In my last blog I suggested that a lot is made of the merits of diversification without any real analysis of the costs and benefits. There often seems to be an assumption that more is better when it comes to diversification. I suggested that beyond a certain point, diversification is likely to impede, rather than contribute to, superior returns.
Investors who place a significant proportion of their savings in shares are often more diversified than they think. They should not allow themselves to be railroaded or frightened into diluting their returns by diversifying further into lower yielding assets.
For one thing, if they have followed the old adage of getting rid of their mortgage before they start saving seriously, they are likely to already have a significant investment in residential real estate.

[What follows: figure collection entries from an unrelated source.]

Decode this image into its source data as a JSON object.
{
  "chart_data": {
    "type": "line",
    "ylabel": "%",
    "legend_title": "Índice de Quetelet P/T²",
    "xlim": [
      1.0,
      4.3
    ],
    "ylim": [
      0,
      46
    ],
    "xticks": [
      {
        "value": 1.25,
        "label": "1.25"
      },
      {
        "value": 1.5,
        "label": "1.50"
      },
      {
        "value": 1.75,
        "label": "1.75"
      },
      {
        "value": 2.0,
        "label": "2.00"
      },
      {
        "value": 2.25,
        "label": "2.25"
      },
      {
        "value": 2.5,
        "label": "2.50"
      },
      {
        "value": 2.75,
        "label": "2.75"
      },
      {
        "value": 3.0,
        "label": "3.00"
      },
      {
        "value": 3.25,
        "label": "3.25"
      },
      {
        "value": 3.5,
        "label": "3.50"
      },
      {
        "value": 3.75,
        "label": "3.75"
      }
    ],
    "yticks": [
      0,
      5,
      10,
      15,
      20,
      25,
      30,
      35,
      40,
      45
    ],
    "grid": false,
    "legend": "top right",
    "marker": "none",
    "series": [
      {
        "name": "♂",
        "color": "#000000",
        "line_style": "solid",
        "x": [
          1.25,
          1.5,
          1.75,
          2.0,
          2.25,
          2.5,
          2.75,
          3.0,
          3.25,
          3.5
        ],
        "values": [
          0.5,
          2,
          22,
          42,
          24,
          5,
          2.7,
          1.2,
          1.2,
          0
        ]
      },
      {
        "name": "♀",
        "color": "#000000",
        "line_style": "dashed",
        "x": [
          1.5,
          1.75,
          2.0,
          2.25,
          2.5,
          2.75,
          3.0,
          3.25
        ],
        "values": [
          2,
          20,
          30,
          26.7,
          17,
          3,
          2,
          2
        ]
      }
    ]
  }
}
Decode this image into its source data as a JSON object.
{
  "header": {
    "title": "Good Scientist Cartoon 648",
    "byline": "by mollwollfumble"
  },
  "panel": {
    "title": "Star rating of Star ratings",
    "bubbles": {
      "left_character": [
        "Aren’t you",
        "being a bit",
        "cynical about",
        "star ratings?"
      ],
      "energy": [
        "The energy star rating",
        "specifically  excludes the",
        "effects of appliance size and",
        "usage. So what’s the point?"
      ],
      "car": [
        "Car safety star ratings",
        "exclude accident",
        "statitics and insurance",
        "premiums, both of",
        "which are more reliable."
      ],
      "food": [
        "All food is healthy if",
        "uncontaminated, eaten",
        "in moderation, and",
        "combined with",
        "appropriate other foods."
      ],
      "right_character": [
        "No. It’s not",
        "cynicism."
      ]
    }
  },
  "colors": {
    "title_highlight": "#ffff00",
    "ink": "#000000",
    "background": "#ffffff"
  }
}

Secondly, shares in themselves are an excellent way of diversifying across a range of different companies operating in widely varying sectors such as infrastructure, manufacturing, retail, tourism, mining, telecommunications etc. It is easy to invest in Australian as well as NZ shares so you get some country diversification too.
As an aside, many people have lost money in several different finance companies recently. No doubt they were heeding the call to diversify when, in reality, they were doing the opposite – investing in similar companies all in the same sector.
So my contention is that people with a freehold home who invest a significant proportion of their savings in NZ & Australian shares can be adequately diversified. And they are likely to end up with a significantly larger retirement nest egg than if they had diversified into other, historically lower-yielding, assets. The only major rider is to only invest funds in shares that you are confident you will not need in the short or medium term – say within 7-10 years. That way you minimise the risk that you will have to sell your shares before they have been able to generate the higher returns you want.
As a final word on diversification let’s say that 10 years ago you decided to diversify away from shares by placing some funds in an ANZ term deposit (unsecured). I’m not sure what your average interest rate over the last 10 years would have been – let’s be generous and say 7% p.a. What I can tell you (by checking it out on Sharesight) is that if you had bought ANZ shares 10 years ago instead of making that term deposit, your return would have been 25.23% p.a!
Makes you think doesn’t it?
This information is not a recommendation nor a statement of opinion. You should consult an independent financial adviser before making any decisions with respect to your shares in relation to the information that is presented in this article.